Football

Ryan Norton’s ‘bad kick’ costs Syracuse late 1st-half TD in loss to Seminoles

Matthew Paskert | FSView

Syracuse gave up seven points in the final drive of the first half, due in large part to a bad kick by Ryan Norton.

TALLAHASSEE, Fla. — With 56 seconds left in the first half and Syracuse down seven — the Orange was set to receive the second-half kick — Ryan Norton’s kickoff went 23 yards. It was easily recovered by Florida State at its own 42. The Seminoles marched down the field in 45 seconds to go ahead by 14 and the margin never got smaller than that in No. 17 FSU’s (7-1, 5-1 Atlantic Coast) 45-21 win over visiting Syracuse (3-5, 1-3) on Saturday afternoon.

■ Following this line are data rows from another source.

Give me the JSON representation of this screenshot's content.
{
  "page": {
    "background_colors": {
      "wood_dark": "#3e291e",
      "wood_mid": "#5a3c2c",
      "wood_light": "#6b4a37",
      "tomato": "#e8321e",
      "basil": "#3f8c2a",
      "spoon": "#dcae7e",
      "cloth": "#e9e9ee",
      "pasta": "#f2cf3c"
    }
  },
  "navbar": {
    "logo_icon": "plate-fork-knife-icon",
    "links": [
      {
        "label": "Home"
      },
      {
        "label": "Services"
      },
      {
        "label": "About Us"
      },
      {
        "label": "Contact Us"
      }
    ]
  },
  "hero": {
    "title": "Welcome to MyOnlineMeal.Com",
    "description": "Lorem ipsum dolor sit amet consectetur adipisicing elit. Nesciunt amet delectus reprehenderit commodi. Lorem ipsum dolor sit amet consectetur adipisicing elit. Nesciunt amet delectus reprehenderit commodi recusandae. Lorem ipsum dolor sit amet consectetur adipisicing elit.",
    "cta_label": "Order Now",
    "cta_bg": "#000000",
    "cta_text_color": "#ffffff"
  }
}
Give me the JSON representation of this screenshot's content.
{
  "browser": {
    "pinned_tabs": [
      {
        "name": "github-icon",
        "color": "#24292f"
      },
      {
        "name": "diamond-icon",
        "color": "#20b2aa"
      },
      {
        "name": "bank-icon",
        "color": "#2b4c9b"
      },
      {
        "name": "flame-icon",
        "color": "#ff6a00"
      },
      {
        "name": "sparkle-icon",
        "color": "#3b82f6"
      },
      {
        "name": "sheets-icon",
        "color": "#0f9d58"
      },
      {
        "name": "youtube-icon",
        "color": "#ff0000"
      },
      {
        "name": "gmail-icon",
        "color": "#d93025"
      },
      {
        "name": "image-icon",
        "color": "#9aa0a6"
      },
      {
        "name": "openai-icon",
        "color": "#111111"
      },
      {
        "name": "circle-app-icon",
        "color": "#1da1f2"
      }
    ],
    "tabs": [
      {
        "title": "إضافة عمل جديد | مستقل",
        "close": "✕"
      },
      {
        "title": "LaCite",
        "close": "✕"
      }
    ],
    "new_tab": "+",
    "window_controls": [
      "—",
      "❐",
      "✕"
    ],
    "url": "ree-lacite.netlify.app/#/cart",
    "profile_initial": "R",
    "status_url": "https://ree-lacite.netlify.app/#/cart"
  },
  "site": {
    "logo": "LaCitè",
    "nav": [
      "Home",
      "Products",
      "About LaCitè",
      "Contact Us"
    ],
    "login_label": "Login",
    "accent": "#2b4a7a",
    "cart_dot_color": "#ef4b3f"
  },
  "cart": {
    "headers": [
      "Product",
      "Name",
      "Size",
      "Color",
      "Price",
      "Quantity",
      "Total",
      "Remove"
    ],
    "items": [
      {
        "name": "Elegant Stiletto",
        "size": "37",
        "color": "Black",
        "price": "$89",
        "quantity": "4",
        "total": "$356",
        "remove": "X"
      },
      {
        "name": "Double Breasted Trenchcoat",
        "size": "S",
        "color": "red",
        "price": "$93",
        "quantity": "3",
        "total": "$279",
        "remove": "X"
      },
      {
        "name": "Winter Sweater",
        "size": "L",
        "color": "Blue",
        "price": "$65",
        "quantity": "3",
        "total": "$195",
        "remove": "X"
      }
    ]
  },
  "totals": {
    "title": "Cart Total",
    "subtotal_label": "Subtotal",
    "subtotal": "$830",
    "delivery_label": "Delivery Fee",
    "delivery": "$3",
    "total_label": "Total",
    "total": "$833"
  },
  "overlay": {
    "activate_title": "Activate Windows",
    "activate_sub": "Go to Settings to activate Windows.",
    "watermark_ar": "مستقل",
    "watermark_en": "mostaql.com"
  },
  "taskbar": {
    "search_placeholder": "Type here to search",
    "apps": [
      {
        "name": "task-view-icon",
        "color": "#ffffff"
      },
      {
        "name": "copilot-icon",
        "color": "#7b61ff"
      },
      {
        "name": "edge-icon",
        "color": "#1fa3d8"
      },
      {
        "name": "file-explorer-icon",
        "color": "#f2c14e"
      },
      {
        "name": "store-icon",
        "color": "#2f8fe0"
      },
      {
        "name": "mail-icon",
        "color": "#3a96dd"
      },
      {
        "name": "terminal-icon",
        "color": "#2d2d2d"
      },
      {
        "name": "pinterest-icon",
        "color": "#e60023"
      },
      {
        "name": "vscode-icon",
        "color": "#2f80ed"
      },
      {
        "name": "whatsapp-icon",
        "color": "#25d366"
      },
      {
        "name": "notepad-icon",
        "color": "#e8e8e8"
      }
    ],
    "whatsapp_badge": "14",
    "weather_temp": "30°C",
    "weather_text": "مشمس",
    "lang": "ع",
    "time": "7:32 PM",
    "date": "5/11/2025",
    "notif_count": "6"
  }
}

What initially appeared to be a squib kick, a perceived decision by head coach Scott Shafer, was actually just a miskick by Norton.

“It’s as simple as that, he’ll be the first one to tell you that,” Shafer said. “It was a bad kick.”

Norton told Stephen Bailey of Syracuse.com that the kick was supposed to be a “drive” or “squib.” The two mean the same thing to him. He intended to get it over the first line of FSU’s return team and have it bounce around to the deep corner, but instead hit too high a spot on the ball.

“With the kick, he just mishit it,” Shafer said “Just mishit it.”



After FSU recovered, quarterback Sean Maguire completed two consecutive passes, a 20-yard screen to Jacques Patrick and a 17-yard slant to Travis Rudolph. Two incompletions and a Seminoles false-start penalty followed, but  a 19-yard completion to Bobo Wilson and two Patrick runs — the second of which crossed the plane — shifted the momentum for good.

Instead of having a chance to tie the game in its first drive of the second half, Syracuse sputtered to the finish in its fifth straight loss.